How Nations With Huge Populations Can Provide Food to Their People

There are certain nations that happen to have huge populations. In that regard, we are looking at the likes of the United States, China and India. One challenge that these nations with huge populations often face is that of providing food to their huge numbers of people. You may argue that it is ultimately the individuals who have to work for their own sustenance, and that it is therefore the individuals who provide their own food. And that may be true, but you also have to understand that in the bigger scheme of things, it is the governments that have to ensure that their people are well fed. So, how do the nations with huge populations go about tackling this challenge?
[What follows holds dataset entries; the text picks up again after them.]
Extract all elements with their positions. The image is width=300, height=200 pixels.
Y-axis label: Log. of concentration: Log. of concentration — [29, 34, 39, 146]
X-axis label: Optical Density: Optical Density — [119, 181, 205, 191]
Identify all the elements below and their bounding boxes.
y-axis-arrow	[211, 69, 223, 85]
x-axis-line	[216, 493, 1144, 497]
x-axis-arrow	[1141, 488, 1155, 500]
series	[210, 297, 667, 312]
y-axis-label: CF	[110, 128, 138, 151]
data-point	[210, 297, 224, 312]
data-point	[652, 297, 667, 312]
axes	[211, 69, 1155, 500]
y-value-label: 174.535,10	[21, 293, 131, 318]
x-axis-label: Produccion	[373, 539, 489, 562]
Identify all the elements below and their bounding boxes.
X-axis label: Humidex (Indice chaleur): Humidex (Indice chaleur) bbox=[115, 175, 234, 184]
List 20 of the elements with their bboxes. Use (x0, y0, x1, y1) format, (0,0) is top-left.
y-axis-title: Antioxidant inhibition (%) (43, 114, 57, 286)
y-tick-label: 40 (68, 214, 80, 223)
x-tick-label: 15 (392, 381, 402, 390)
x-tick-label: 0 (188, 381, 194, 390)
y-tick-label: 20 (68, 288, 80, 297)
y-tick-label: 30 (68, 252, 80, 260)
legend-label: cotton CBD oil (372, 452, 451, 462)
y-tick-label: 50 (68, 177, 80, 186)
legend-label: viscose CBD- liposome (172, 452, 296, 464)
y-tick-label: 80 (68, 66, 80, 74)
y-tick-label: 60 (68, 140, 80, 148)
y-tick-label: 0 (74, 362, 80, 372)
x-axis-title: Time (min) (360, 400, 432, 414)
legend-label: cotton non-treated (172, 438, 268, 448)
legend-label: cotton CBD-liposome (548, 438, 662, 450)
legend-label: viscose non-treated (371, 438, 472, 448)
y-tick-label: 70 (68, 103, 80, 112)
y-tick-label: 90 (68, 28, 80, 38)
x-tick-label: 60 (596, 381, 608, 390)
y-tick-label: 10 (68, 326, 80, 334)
Well, one way in which nations with huge populations can provide food to their people is by promoting large scale, scientific agriculture. There are constraints that the nations opting to take this route have to deal with. The first of those is the land constraint: as there is a limit to the amount of land available for agricultural endeavors. The huge population tends to put pressure on the land: because each and every person requires some bit of land to live on, yet the land is also required for agriculture. Often, nations may be forced to forcibly evict people from certain swathes of land, so that the swathes of land can be used for agriculture. There are also climatic constraints: where certain nations’ (or at least certain regions’) climates are simply not suitable for agriculture. Irrigation may be fronted as an alternative, but there are constraints there: like where lack of suitable water bodies, such as rivers or lakes, makes irrigation impossible.

Another way in which nations with huge populations can provide food to their people is by taking the route of importation. Again, there are constraints to be dealt with here. The first of these constraints has to do with the fact that countries from which the food is being imported have their own food needs. Thus, a nation that decides to depend entirely on importation of food ends up putting its food security in the hands of another nation: which can be a perilous course of action.

Another route that is taken is the hybrid route: where a nation endeavors to locally produce as much of its food as possible, and then import the deficit. The good thing with this route is in that it does away with the risks inherent in relying entirely on importation of food.

What Makes Population Control Difficult

The subject of population control is a difficult one. You just have to bring it up for discussion in any forum, for you to get an idea as to how emotive it can be. We will now venture to look at some of the specific things that make population control so difficult.

The first thing that makes population control difficult is the fact that all human beings are inclined to reproduce. Thus, human beings are unlike other species, in which the weaker members of the species are often willing to forego reproduction, in favor of the stronger members — for the benefit of the entire species. With human beings, it is different: everyone – or pretty much everyone — wants to leave their genetic footprint on the planet. Those who are born in turn want to reproduce. So the population has to keep on rising, through a geometric progression: leading to a situation where the human population may simply become unsustainable.

The second thing that makes population control difficult is the fact that different religions have different thoughts on the subject. Generally though, we find that religions are in favor of unfettered reproduction. That would have been alright, were it not for the fact that the natural population control mechanisms that apply for other species don’t apply for human beings. Thus, for instance, human population control through disease doesn’t work well: for human beings have discovered cures for most illnesses. Human beings no longer have other species preying on them and therefore human population control through predation doesn’t work either.

The third thing that makes population control difficult is the fact that the different (artificial) methods that can be used to achieve it all have their side effects. So there is really no perfect birth control method. Thus we have even the folks who see the benefits of controlling the human population being in a dilemma. If they opt for the birth control methods that entail the use of hormonal formulations, then they know that they will have to live with certain consequences. If they opt for the barrier-based birth control methods, they know that they will have to live with certain consequences as well. And if they opt for the permanent birth control methods that basically involve sterilization, they know that they will have to live with certain side effects as well, besides the fact that the permanency/virtual irreversibility of these birth control methods scares many people.